1970年代から科学論がブームとなっていた。1980年代には似非科学者あるいは評論家がタレントとして活躍した時代である。


日本のこのブームは、アメリカの影響を受けてのことであるが、当時アメリカではトランスサイエンスが話題となっていたにもかかわらず、日本では科学礼賛のあるいは科学こそ命的な考え方で現在に至る。


就職して驚いたのは、大学よりもアカデミックだった研究活動である。1000に3ついや一つでも事業として成功すればよい、と本部長が語っていたのを聞いて驚いた。
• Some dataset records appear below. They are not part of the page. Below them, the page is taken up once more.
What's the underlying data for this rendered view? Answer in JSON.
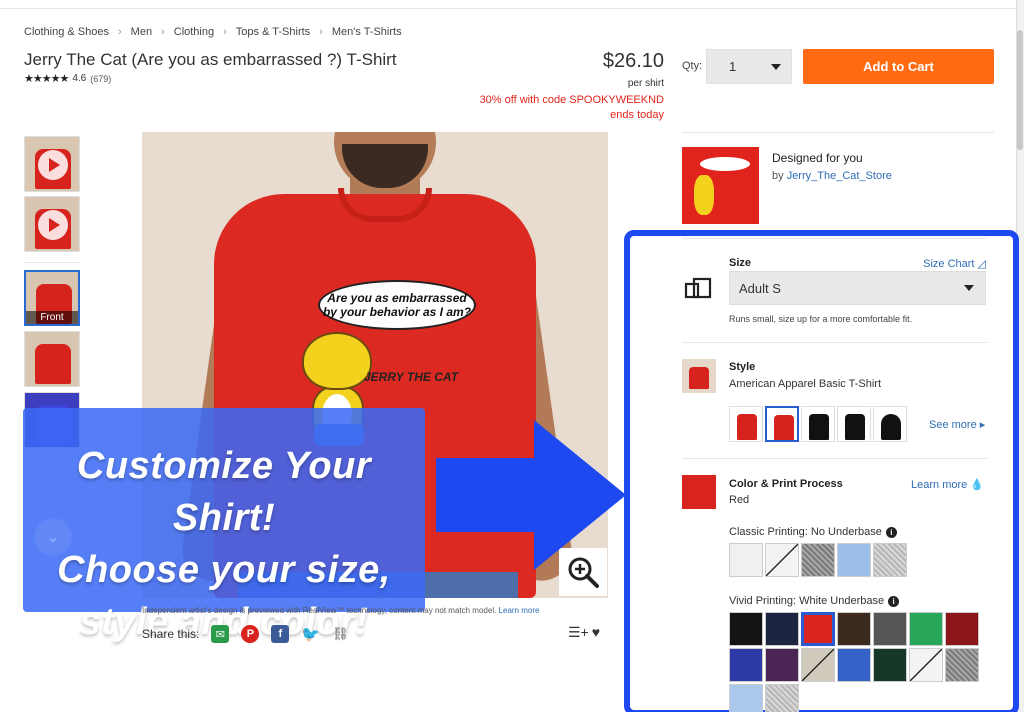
{
  "breadcrumbs": [
    "Clothing & Shoes",
    "Men",
    "Clothing",
    "Tops & T-Shirts",
    "Men's T-Shirts"
  ],
  "product": {
    "title": "Jerry The Cat (Are you as embarrassed ?) T-Shirt",
    "rating": "4.6",
    "review_count": "(679)",
    "price": "$26.10",
    "per_unit": "per shirt",
    "promo_line1": "30% off with code SPOOKYWEEKND",
    "promo_line2": "ends today"
  },
  "purchase": {
    "qty_label": "Qty:",
    "qty_value": "1",
    "add_to_cart": "Add to Cart"
  },
  "image": {
    "bubble_line1": "Are you as embarrassed",
    "bubble_line2": "by your behavior as I am?",
    "logo_text": "JERRY THE CAT",
    "thumb_front_label": "Front",
    "disclaimer": "Independent artist's design is previewed with RealView™ technology, content may not match model.",
    "disclaimer_link": "Learn more"
  },
  "overlay": {
    "line1": "Customize Your Shirt!",
    "line2": "Choose your size,",
    "line3": "style and color!"
  },
  "share": {
    "label": "Share this:"
  },
  "designer": {
    "heading": "Designed for you",
    "by": "by",
    "store": "Jerry_The_Cat_Store"
  },
  "size": {
    "label": "Size",
    "chart_link": "Size Chart",
    "value": "Adult S",
    "note": "Runs small, size up for a more comfortable fit."
  },
  "style": {
    "label": "Style",
    "value": "American Apparel Basic T-Shirt",
    "see_more": "See more",
    "options": [
      "#d7231d",
      "#d7231d",
      "#111111",
      "#111111",
      "#111111"
    ]
  },
  "color": {
    "label": "Color & Print Process",
    "value": "Red",
    "learn_more": "Learn more",
    "classic_label": "Classic Printing: No Underbase",
    "vivid_label": "Vivid Printing: White Underbase",
    "accent": "#d8231f"
  }
}
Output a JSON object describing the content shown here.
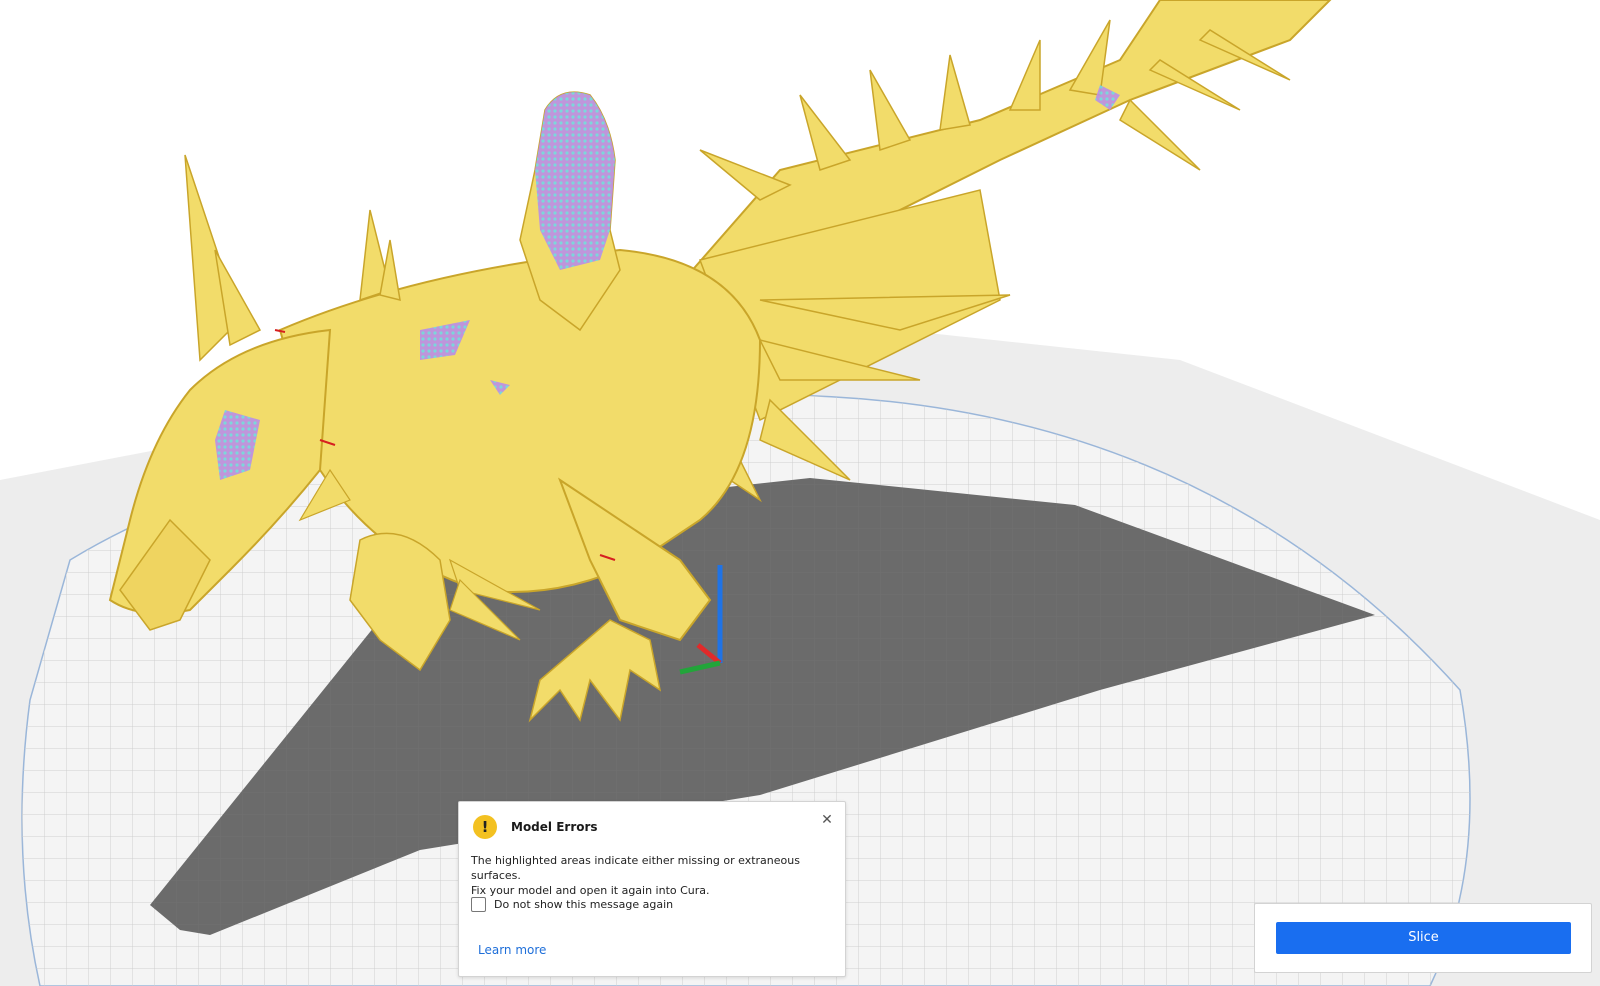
{
  "app": {
    "name": "Cura"
  },
  "viewport": {
    "model_color": "#f2dc6a",
    "model_shadow_color": "#c9a52a",
    "error_highlight_color": "#b98ee8",
    "build_plate_color": "#e9e9e9",
    "shadow_color": "#6b6b6b",
    "axes": {
      "x_color": "#e02a2a",
      "y_color": "#1f73e6",
      "z_color": "#22a53a"
    }
  },
  "message": {
    "icon": "warning-icon",
    "title": "Model Errors",
    "body_line1": "The highlighted areas indicate either missing or extraneous surfaces.",
    "body_line2": "Fix your model and open it again into Cura.",
    "checkbox_label": "Do not show this message again",
    "checkbox_checked": false,
    "learn_more": "Learn more",
    "close_icon": "close-icon"
  },
  "action_panel": {
    "slice_label": "Slice",
    "slice_color": "#196ef0"
  }
}
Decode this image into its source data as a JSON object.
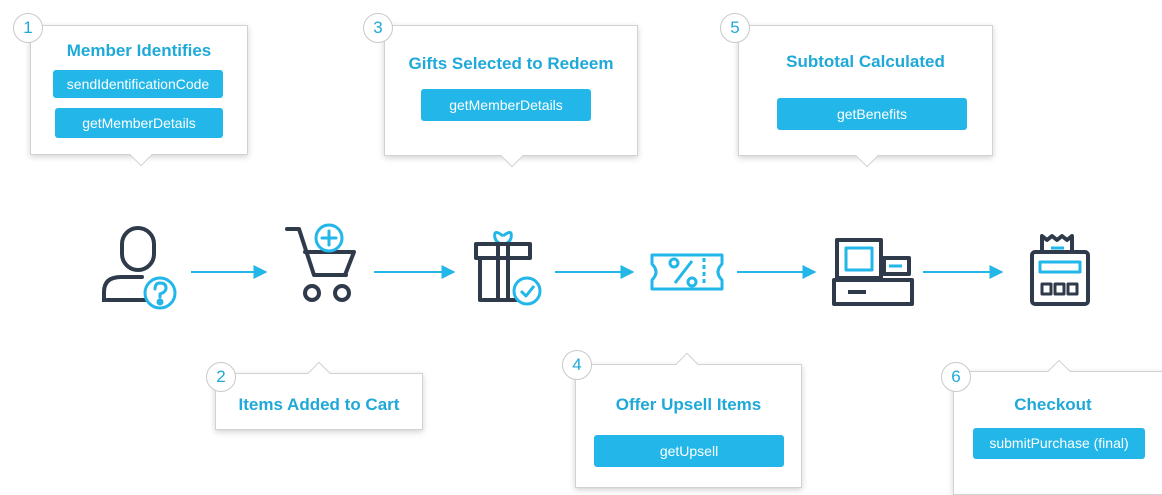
{
  "steps": [
    {
      "number": "1",
      "title": "Member Identifies",
      "chips": [
        "sendIdentificationCode",
        "getMemberDetails"
      ]
    },
    {
      "number": "2",
      "title": "Items Added to Cart",
      "chips": []
    },
    {
      "number": "3",
      "title": "Gifts Selected to Redeem",
      "chips": [
        "getMemberDetails"
      ]
    },
    {
      "number": "4",
      "title": "Offer Upsell Items",
      "chips": [
        "getUpsell"
      ]
    },
    {
      "number": "5",
      "title": "Subtotal Calculated",
      "chips": [
        "getBenefits"
      ]
    },
    {
      "number": "6",
      "title": "Checkout",
      "chips": [
        "submitPurchase (final)"
      ]
    }
  ],
  "colors": {
    "accent": "#22b7e8",
    "title": "#1fa9d8",
    "icon": "#2f3a4b",
    "border": "#d2d2d2"
  },
  "icons": [
    "member-question-icon",
    "cart-add-icon",
    "gift-check-icon",
    "coupon-percent-icon",
    "cash-register-icon",
    "receipt-terminal-icon"
  ]
}
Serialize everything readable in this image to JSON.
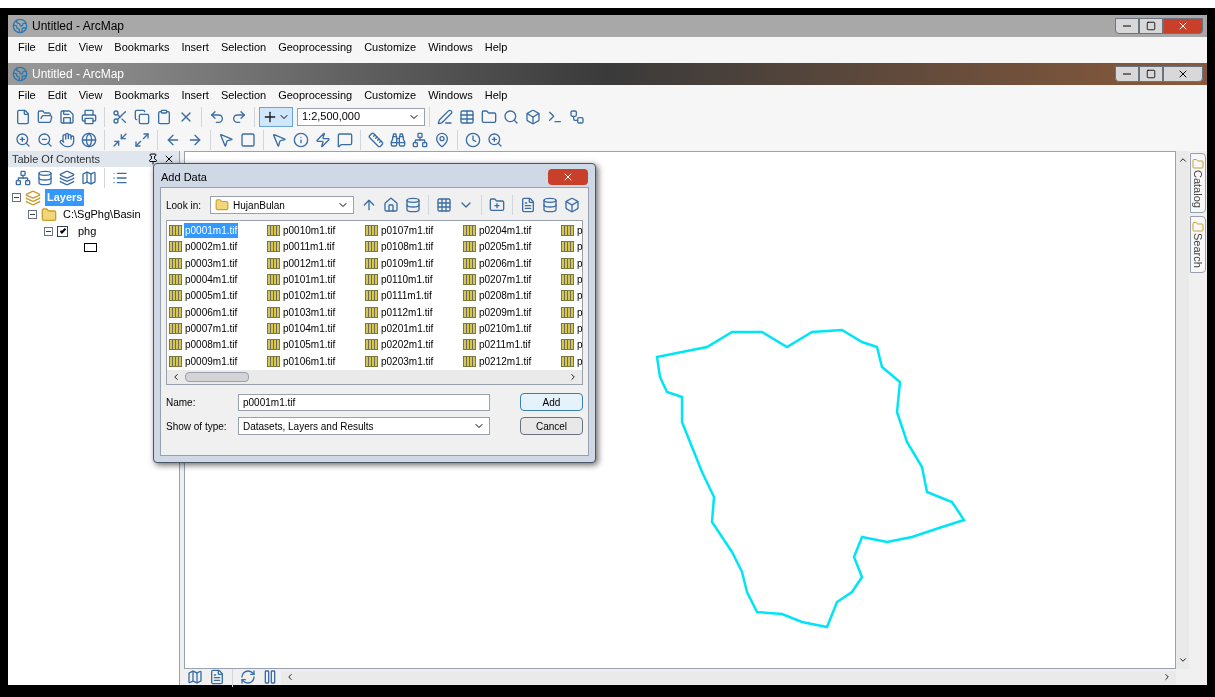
{
  "background_window": {
    "title": "Untitled - ArcMap",
    "menu": [
      "File",
      "Edit",
      "View",
      "Bookmarks",
      "Insert",
      "Selection",
      "Geoprocessing",
      "Customize",
      "Windows",
      "Help"
    ]
  },
  "window": {
    "title": "Untitled - ArcMap",
    "menu": [
      "File",
      "Edit",
      "View",
      "Bookmarks",
      "Insert",
      "Selection",
      "Geoprocessing",
      "Customize",
      "Windows",
      "Help"
    ]
  },
  "toolbar": {
    "scale": "1:2,500,000"
  },
  "toc": {
    "title": "Table Of Contents",
    "tree": [
      {
        "label": "Layers",
        "kind": "frame",
        "selected": true,
        "expanded": true,
        "children": [
          {
            "label": "C:\\SgPhg\\Basin",
            "kind": "folder",
            "selected": false,
            "expanded": true,
            "children": [
              {
                "label": "phg",
                "kind": "layer",
                "selected": false,
                "expanded": true,
                "checked": true
              }
            ]
          }
        ]
      }
    ]
  },
  "dialog": {
    "title": "Add Data",
    "look_in_label": "Look in:",
    "look_in": "HujanBulan",
    "files": [
      {
        "name": "p0001m1.tif",
        "selected": true
      },
      {
        "name": "p0002m1.tif",
        "selected": false
      },
      {
        "name": "p0003m1.tif",
        "selected": false
      },
      {
        "name": "p0004m1.tif",
        "selected": false
      },
      {
        "name": "p0005m1.tif",
        "selected": false
      },
      {
        "name": "p0006m1.tif",
        "selected": false
      },
      {
        "name": "p0007m1.tif",
        "selected": false
      },
      {
        "name": "p0008m1.tif",
        "selected": false
      },
      {
        "name": "p0009m1.tif",
        "selected": false
      },
      {
        "name": "p0010m1.tif",
        "selected": false
      },
      {
        "name": "p0011m1.tif",
        "selected": false
      },
      {
        "name": "p0012m1.tif",
        "selected": false
      },
      {
        "name": "p0101m1.tif",
        "selected": false
      },
      {
        "name": "p0102m1.tif",
        "selected": false
      },
      {
        "name": "p0103m1.tif",
        "selected": false
      },
      {
        "name": "p0104m1.tif",
        "selected": false
      },
      {
        "name": "p0105m1.tif",
        "selected": false
      },
      {
        "name": "p0106m1.tif",
        "selected": false
      },
      {
        "name": "p0107m1.tif",
        "selected": false
      },
      {
        "name": "p0108m1.tif",
        "selected": false
      },
      {
        "name": "p0109m1.tif",
        "selected": false
      },
      {
        "name": "p0110m1.tif",
        "selected": false
      },
      {
        "name": "p0111m1.tif",
        "selected": false
      },
      {
        "name": "p0112m1.tif",
        "selected": false
      },
      {
        "name": "p0201m1.tif",
        "selected": false
      },
      {
        "name": "p0202m1.tif",
        "selected": false
      },
      {
        "name": "p0203m1.tif",
        "selected": false
      },
      {
        "name": "p0204m1.tif",
        "selected": false
      },
      {
        "name": "p0205m1.tif",
        "selected": false
      },
      {
        "name": "p0206m1.tif",
        "selected": false
      },
      {
        "name": "p0207m1.tif",
        "selected": false
      },
      {
        "name": "p0208m1.tif",
        "selected": false
      },
      {
        "name": "p0209m1.tif",
        "selected": false
      },
      {
        "name": "p0210m1.tif",
        "selected": false
      },
      {
        "name": "p0211m1.tif",
        "selected": false
      },
      {
        "name": "p0212m1.tif",
        "selected": false
      },
      {
        "name": "p",
        "selected": false
      },
      {
        "name": "p",
        "selected": false
      },
      {
        "name": "p",
        "selected": false
      },
      {
        "name": "p",
        "selected": false
      },
      {
        "name": "p",
        "selected": false
      },
      {
        "name": "p",
        "selected": false
      },
      {
        "name": "p",
        "selected": false
      },
      {
        "name": "p",
        "selected": false
      },
      {
        "name": "p",
        "selected": false
      }
    ],
    "name_label": "Name:",
    "name_value": "p0001m1.tif",
    "type_label": "Show of type:",
    "type_value": "Datasets, Layers and Results",
    "buttons": [
      "Add",
      "Cancel"
    ]
  },
  "side_tabs": [
    "Catalog",
    "Search"
  ]
}
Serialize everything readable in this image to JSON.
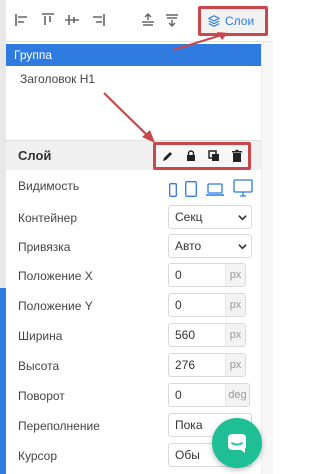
{
  "toolbar": {
    "tools": [
      {
        "icon": "align-left-icon"
      },
      {
        "icon": "align-top-icon"
      },
      {
        "icon": "align-middle-icon"
      },
      {
        "icon": "align-right-icon"
      },
      {
        "icon": "distribute-up-icon"
      },
      {
        "icon": "distribute-down-icon"
      }
    ],
    "layers_button_label": "Слои",
    "accent_color": "#2f7be0",
    "highlight_color": "#c9474b"
  },
  "layers": {
    "selected": "Группа",
    "items": [
      "Заголовок H1"
    ]
  },
  "section": {
    "title": "Слой",
    "actions": [
      {
        "icon": "pencil-icon"
      },
      {
        "icon": "lock-icon"
      },
      {
        "icon": "duplicate-icon"
      },
      {
        "icon": "trash-icon"
      }
    ]
  },
  "properties": {
    "visibility": {
      "label": "Видимость",
      "devices": [
        "phone-icon",
        "tablet-icon",
        "laptop-icon",
        "desktop-icon"
      ]
    },
    "container": {
      "label": "Контейнер",
      "value": "Секц"
    },
    "anchor": {
      "label": "Привязка",
      "value": "Авто"
    },
    "pos_x": {
      "label": "Положение X",
      "value": "0",
      "unit": "px"
    },
    "pos_y": {
      "label": "Положение Y",
      "value": "0",
      "unit": "px"
    },
    "width": {
      "label": "Ширина",
      "value": "560",
      "unit": "px"
    },
    "height": {
      "label": "Высота",
      "value": "276",
      "unit": "px"
    },
    "rotation": {
      "label": "Поворот",
      "value": "0",
      "unit": "deg"
    },
    "overflow": {
      "label": "Переполнение",
      "value": "Пока"
    },
    "cursor": {
      "label": "Курсор",
      "value": "Обы"
    }
  },
  "chat": {
    "icon": "chat-icon",
    "color": "#1fbf96"
  }
}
また、科学の研究ができるのは大卒の証とまで言っていた管理職がいた。仮説設定しそれを実験で確認する作業は、それなりの知が無ければできない、という考え方である。


経験知は排除され、形式知をどれだけ身に着けているのかが重要とされた。ダッシュポットとバネのモデルによるレオロジーが懐疑的にみられるようになり、化学構造とレオロジーの関係が議論されるようになった。


1990年代にOCTAが生まれているが、大学よりも早くレオロジーの科学的研究の見直しが進められた。セラミックスの講座出身者にとって、その光景は新鮮だった。大学院の特別講義よりも先進的な話が議論されていた。東大はじめアカデミアの教官となる研究所員が出始めた時代である。


世界初のLi二次電池が生まれ、日本化学会化学技術賞を受賞したが、事業をすぐにやめてしまった。高純度SiCの事業は、それから約30年続いた。


必ずしもサラリーマンとして恵まれておらず、セラミックスのキャリアを捨て転職することになったが、技術者として幸先の良いスタート場所だったのかもしれない。高分子について多くの知を身に着けることができた。